A few good, if modest, efforts to lend a hand exist, of course. Peoria’s new Madison Avenue Apartments will be a terrific positive, but it will serve just eight individuals and two families, and Peoria has hundreds of homeless people, according to the Heart of Illinois United Way, the local Homeless Continuum of Care provider.

An even more meaningful response would be if Peoria County hiked its transfer fee $2 to match the City’s existing tax and applied it exclusively to high-value properties (say, $250,000 and up). It would be a progressive fee, too, meaning that the same rate would apply to property selling for $250,000 or $2.5 million.

Sellers pay a transfer tax now: $1 per $1,000 of value from the state, 50 cents per $1,000 from Peoria County, and $2.50 per $1,000 from the City of Peoria.

Here’s the general concept: More than $1 million a year could be raised if Peoria County’s transfer fee would increase to match the City’s. That’s based on data from Recorder of Deeds transactions from Aug. 1 – Nov. 30. That four-month period saw 76 sales of more than $250,000 in August (totaling $39,625,985); 95 such sales in September ($46,069,772); 92 similar sales in October ($75,284,837); and 69 such sales in November ($51,244,341). The total from those four months is $212,224,935. Multiplying that by 3 to get a 12-month figure – assuming that period was somewhat typical – yields $636.674,805.

Divide that dollar amount by the factor of $1,000 gets 636,674.81; and multiplying that by the $2 increase results in annual revenue of $1,273,349.61 to devote to the homeless and affordable housing.

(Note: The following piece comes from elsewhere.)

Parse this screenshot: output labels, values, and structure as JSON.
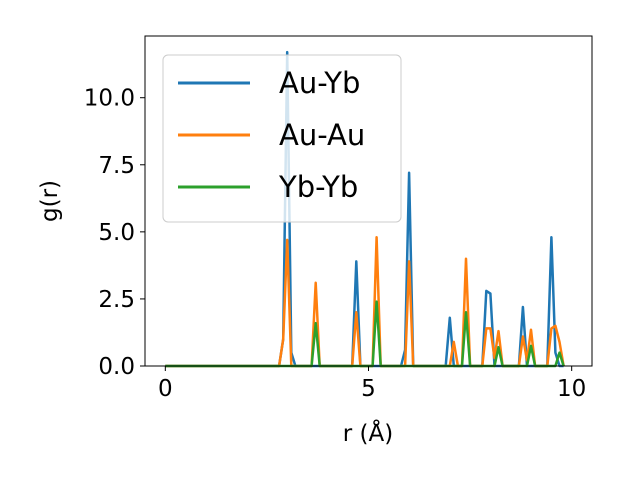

The new $2.50 transfer fee for homes of $250,000 and up still compares favorably to Chicago, for example, which charges sellers $10.50 per $1,000 of property value.

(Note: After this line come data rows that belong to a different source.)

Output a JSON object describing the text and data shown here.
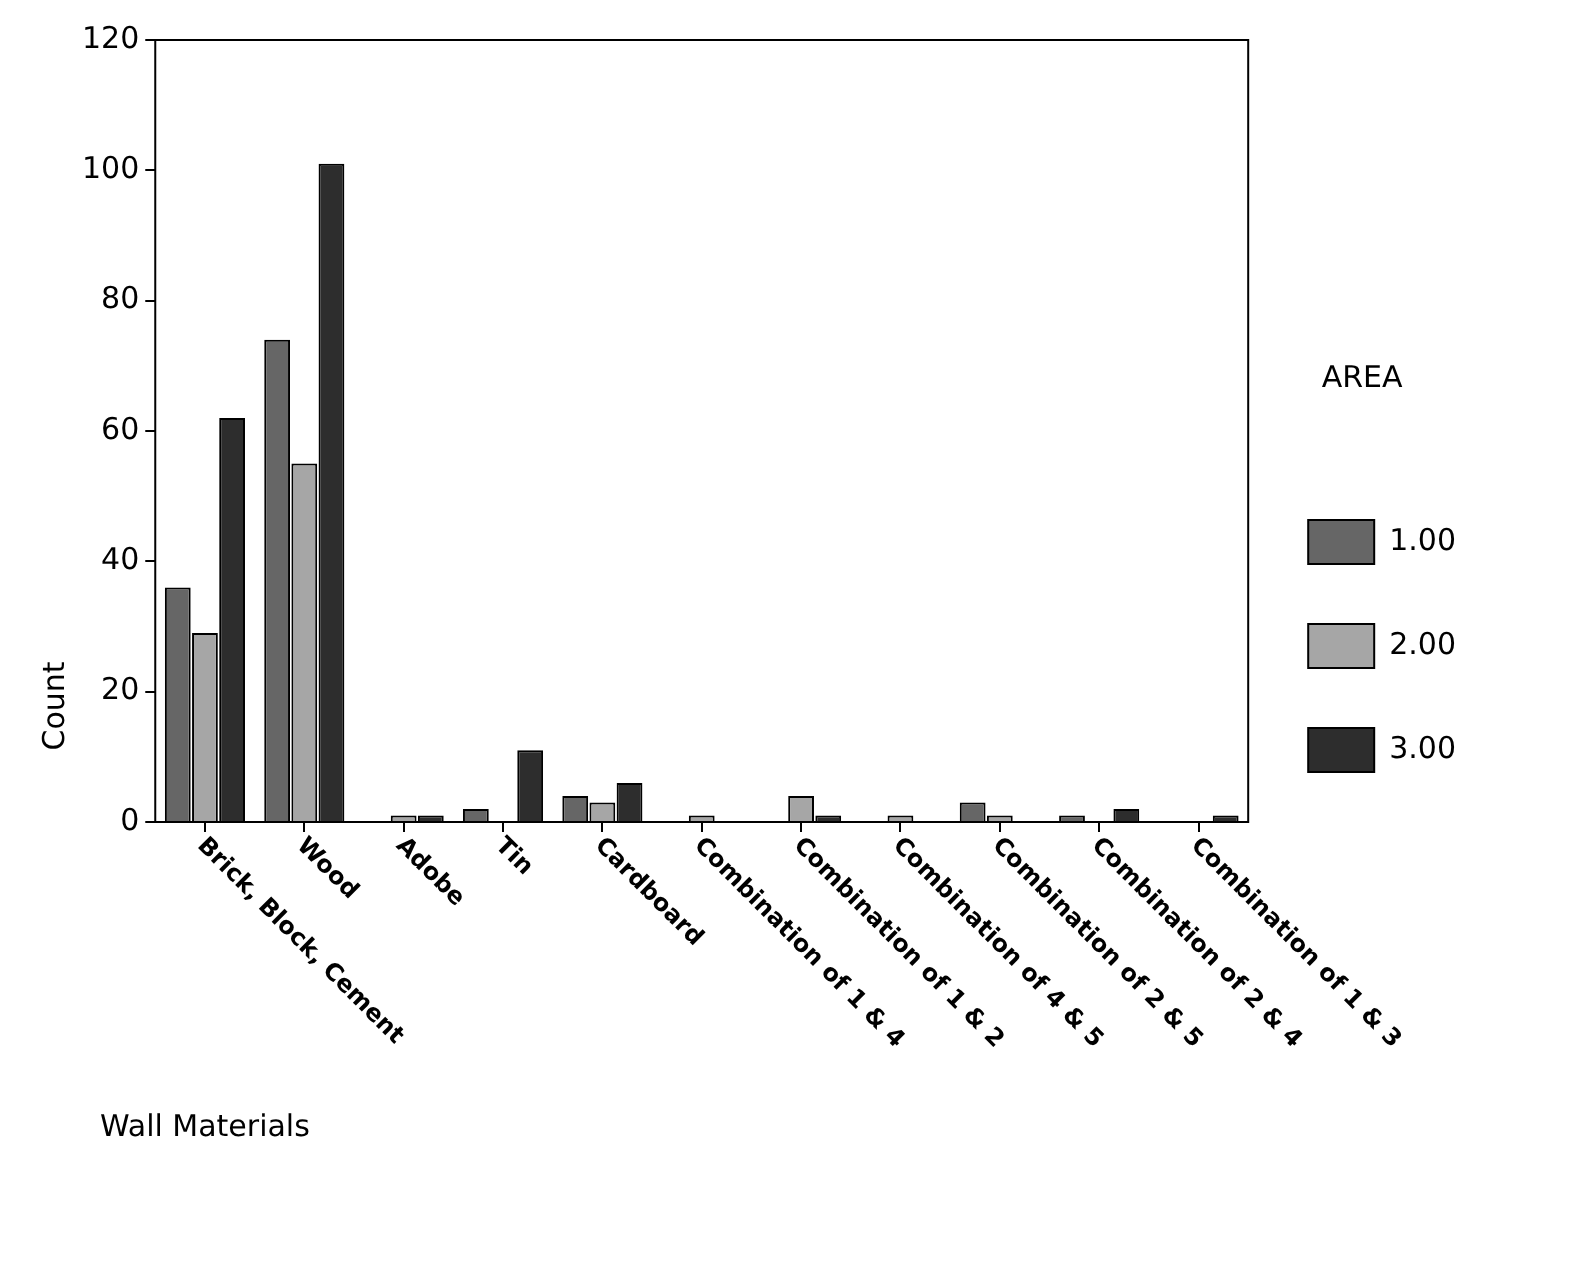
{
  "chart_data": {
    "type": "bar",
    "xlabel": "Wall Materials",
    "ylabel": "Count",
    "legend_title": "AREA",
    "legend": "right",
    "categories": [
      "Brick, Block, Cement",
      "Wood",
      "Adobe",
      "Tin",
      "Cardboard",
      "Combination of 1 & 4",
      "Combination of 1 & 2",
      "Combination of 4 & 5",
      "Combination of 2 & 5",
      "Combination of 2 & 4",
      "Combination of 1 & 3"
    ],
    "series": [
      {
        "name": "1.00",
        "color": "#666666",
        "values": [
          36,
          74,
          0,
          2,
          4,
          0,
          0,
          0,
          3,
          1,
          0
        ]
      },
      {
        "name": "2.00",
        "color": "#a6a6a6",
        "values": [
          29,
          55,
          1,
          0,
          3,
          1,
          4,
          1,
          1,
          0,
          0
        ]
      },
      {
        "name": "3.00",
        "color": "#2d2d2d",
        "values": [
          62,
          101,
          1,
          11,
          6,
          0,
          1,
          0,
          0,
          2,
          1
        ]
      }
    ],
    "ylim": [
      0,
      120
    ],
    "yticks": [
      0,
      20,
      40,
      60,
      80,
      100,
      120
    ],
    "grid": false
  }
}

As shown by the City Council’s 6-5 vote last month creating a three-year pension fee to help close a budget gap, it’s politically possible to spread the burden of prior obligations throughout the area.

However, state law requires a referendum to enact such a change, and Peoria County voters in November rejected a measure to raise the County’s retailers’ occupation tax of half a percentage point to pay for road repairs.

Nevertheless, Peoria County voters in 2016 passed a ½-percent County School Facilities Sales Tax for public school facilities, so support is feasible. Also, this would affect those able to pay (the median, or mid-point, list price of properties selling in the Peoria area is $112,500, according to Realtor.com). Also, sellers can always determine their own price for properties they’re offering to sell.

Further, voters who feel a blanket distrust of government (like those who opposed the City buying back the water company) may realize that some government programs are popular, like Medicare. Lastly, to make this more inviting, an Intergovernmental Agreement could be drafted to create a collaboration to serve as the new housing program’s administrative agent, perhaps involving the City’s Fair Employment and Housing Commission or a non-governmental agency such as the United Way or the South Side Office of Concern (which last year received a $4.4 million grant from the Illinois Housing Development Authority to convert its office space to subsidized housing).

It’s past time to take action to address homelessness and, yes, we can.